Réseau National des Chambres d'Agriculture du Niger

 

Accès au crédit et foncier

Publié le mardi 30 juin 2015

Accès au crédit et foncier.

Rédaction : Florence Bron-Saïdatou et Seyni Souley Yankori.

La question de l’accès au crédit est une problématique importante pour le développement Agricole. Le problème de la sécurisation foncière est souvent évoqué pour expliquer les difficultés d’accès au crédit en milieu rural. Le foncier peut en effet être pris en compte à deux niveaux pour octroyer un crédit Agricole :
- Pour s’assurer que la personne dispose d’un droit d’usage ou d’un droit de propriété sur la parcelle où sera fait l’investissement ;
- Comme garantie d’un crédit.

Le RECA a rencontré la BAGRI pour mieux connaitre la place du foncier dans l’octroi d’un crédit.

- 1. La demande de crédit
- 2. L’existence d’un droit d’usage ou d’un droit de propriété sur le bien sur lequel se fait l’investissement
- 3. Le foncier comme garantie

Commentaires du RECA :

Pour un investissement touchant au foncier, il est indispensable de disposer d’un acte attestant de la propriété et permettant de localiser la parcelle, c’est-à-dire ou une attestation de détention coutumière complétée par un plan, ou un titre de droit de propriété établi par les Commissions foncières ou un titre foncier.

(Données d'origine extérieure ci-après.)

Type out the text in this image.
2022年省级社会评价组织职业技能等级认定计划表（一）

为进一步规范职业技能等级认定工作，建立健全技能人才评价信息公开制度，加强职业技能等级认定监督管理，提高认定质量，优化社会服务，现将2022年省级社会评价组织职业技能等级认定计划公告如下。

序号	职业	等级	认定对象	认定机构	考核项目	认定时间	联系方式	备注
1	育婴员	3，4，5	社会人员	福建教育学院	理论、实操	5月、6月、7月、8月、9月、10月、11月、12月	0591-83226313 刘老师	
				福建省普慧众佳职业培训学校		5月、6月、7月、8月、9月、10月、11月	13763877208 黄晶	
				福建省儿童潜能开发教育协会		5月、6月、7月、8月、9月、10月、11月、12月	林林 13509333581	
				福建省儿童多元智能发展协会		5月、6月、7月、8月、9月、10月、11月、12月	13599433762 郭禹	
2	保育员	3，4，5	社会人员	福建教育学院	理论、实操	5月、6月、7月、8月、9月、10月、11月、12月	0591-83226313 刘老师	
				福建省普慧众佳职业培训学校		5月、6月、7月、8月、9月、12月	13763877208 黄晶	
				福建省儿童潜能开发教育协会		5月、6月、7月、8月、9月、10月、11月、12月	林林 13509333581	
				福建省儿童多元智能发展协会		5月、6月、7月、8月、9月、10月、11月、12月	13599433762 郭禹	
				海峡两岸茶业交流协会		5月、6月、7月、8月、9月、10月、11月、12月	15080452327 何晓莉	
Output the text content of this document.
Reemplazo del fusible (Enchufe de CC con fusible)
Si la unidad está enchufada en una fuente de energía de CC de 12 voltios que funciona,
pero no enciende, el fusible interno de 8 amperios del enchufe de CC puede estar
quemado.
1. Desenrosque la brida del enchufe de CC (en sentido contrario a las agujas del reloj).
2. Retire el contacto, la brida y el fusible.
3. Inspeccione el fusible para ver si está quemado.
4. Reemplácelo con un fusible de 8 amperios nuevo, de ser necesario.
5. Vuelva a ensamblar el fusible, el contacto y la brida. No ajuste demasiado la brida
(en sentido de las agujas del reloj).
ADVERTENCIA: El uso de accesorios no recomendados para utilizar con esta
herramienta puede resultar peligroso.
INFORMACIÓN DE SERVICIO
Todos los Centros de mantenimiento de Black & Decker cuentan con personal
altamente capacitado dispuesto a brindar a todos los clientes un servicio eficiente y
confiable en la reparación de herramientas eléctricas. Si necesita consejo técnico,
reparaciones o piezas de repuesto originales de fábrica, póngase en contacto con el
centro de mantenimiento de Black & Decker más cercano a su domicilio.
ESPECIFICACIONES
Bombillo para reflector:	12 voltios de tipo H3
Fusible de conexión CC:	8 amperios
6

Si les actes délivrés par les Commissions foncières sont acceptés par la BAGRI pour octroyer un prêt, leur portée reste tout de même limitée. En effet, ces actes ne sont pas pris en compte pour garantir un prêt, mais simplement pour attester que l’investissement se fait sur une parcelle sur laquelle la personne qui demande le crédit a un droit d’usage ou un droit de propriété. Et même à ce niveau, la banque opère des vérifications sur la réalité de ce droit lors de l’analyse du dossier, suite à des remises en cause de droits fonciers pourtant attestés par un titre de droit de propriété.

Enfin, le foncier est une garantie de « dernier recours » pour les banques du fait du coût et de la difficulté à réaliser la garantie foncière (à se rembourser en mettant en vente le bien en garantie).